La bonne pratique : intégrer la rédaction de l’état de l’art au démarrage du projet R&D, avant la première ligne de code ou la première manipulation. C’est aussi le moment où il a le plus de valeur, puisqu’il vous permet de vérifier que votre projet présente bien un vrai verrou avant d’investir des ressources.
Conserver des traces datées
Mettez en place une discipline simple dès le départ : chaque source consultée est sauvegardée en PDF, datée, et stockée dans un dossier dédié au projet. Cette traçabilité fait la différence en cas de contrôle, où le vérificateur peut vous demander de prouver à quelle date vous avez consulté telle ou telle ressource.
Questions fréquentes sur l’état de l’art en CIR
Quelle est la différence entre un état de l’art et une veille technologique ?
L’état de l’art est une synthèse critique des connaissances scientifiques et techniques disponibles à un instant donné, dans le but de caractériser un verrou. La veille technologique est un processus continu de suivi des évolutions d’un domaine. La veille alimente l’état de l’art, mais ne le remplace pas. L’état de l’art est figé dans le temps (au démarrage du projet), la veille est permanente.
Combien de pages doit faire un état de l’art pour le CIR ?
Il n’existe pas de longueur réglementaire. En pratique, comptez entre 3 et 10 pages par projet R&D, en fonction de la complexité du domaine et du nombre de sources analysées. Ce qui compte n’est pas le volume mais la densité argumentaire et la qualité de l’analyse critique.
Que faire si mon domaine est trop nouveau et qu’il n’existe pas de littérature ?
C’est un cas rare en pratique. Même les domaines très neufs s’appuient sur des disciplines connexes. Élargissez votre recherche aux domaines voisins, aux brevets industriels et aux travaux universitaires sur des sous-problèmes similaires. L’absence totale de littérature est presque toujours le signe d’un périmètre mal cadré, pas d’une vraie nouveauté absolue.
Qui doit rédiger l’état de l’art : les ingénieurs ou un consultant CIR ?

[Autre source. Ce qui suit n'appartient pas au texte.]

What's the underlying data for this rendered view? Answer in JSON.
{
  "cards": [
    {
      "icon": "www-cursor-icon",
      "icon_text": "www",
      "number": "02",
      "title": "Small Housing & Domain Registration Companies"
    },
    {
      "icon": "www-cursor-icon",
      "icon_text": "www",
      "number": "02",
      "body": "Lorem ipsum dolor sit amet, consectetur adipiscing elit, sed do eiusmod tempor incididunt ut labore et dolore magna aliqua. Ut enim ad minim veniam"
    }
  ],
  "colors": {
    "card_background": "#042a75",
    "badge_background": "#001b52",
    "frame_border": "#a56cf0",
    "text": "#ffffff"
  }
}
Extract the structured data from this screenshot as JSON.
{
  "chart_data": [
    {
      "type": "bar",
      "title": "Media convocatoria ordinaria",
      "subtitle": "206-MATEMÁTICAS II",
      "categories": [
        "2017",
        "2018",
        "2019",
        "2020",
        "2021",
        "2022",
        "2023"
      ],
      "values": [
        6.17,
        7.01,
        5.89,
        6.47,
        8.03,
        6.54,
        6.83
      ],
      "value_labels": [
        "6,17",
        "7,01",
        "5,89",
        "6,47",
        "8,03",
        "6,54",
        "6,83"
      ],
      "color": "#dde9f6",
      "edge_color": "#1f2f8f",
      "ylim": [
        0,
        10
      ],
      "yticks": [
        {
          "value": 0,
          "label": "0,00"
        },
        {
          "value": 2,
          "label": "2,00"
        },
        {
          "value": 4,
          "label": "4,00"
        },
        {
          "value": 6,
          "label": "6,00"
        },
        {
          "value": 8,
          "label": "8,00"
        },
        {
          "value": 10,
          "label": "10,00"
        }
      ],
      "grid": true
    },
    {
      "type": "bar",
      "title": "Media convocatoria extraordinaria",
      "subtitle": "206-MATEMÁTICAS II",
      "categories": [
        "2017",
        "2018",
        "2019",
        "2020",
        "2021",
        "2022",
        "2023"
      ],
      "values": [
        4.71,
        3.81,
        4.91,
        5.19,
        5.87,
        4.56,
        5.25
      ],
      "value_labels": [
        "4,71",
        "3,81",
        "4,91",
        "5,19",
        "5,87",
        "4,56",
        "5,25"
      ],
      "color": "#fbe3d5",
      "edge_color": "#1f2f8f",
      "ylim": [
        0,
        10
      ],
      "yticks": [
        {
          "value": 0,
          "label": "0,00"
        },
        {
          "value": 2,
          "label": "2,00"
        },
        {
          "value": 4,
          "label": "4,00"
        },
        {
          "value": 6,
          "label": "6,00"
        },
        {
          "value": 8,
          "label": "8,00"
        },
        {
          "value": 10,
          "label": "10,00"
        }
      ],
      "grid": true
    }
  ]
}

Idéalement, les deux. Les ingénieurs portent la connaissance scientifique du projet et doivent fournir la matière. Un consultant CIR ou un référent administratif peut aider à structurer le document selon les attentes du MESR. Une rédaction 100 % externalisée est risquée : si l’auteur n’a pas vécu le projet, l’analyse manque de profondeur.
L’état de l’art est-il obligatoire chaque année ?
Pour chaque projet R&D déclaré au CIR, oui. Si vous reconduisez un projet sur plusieurs années, vous pouvez réutiliser votre état de l’art initial, mais il est conseillé de le mettre à jour annuellement pour intégrer les nouvelles publications du domaine. Cette mise à jour montre aussi que votre projet reste en frontière de connaissance.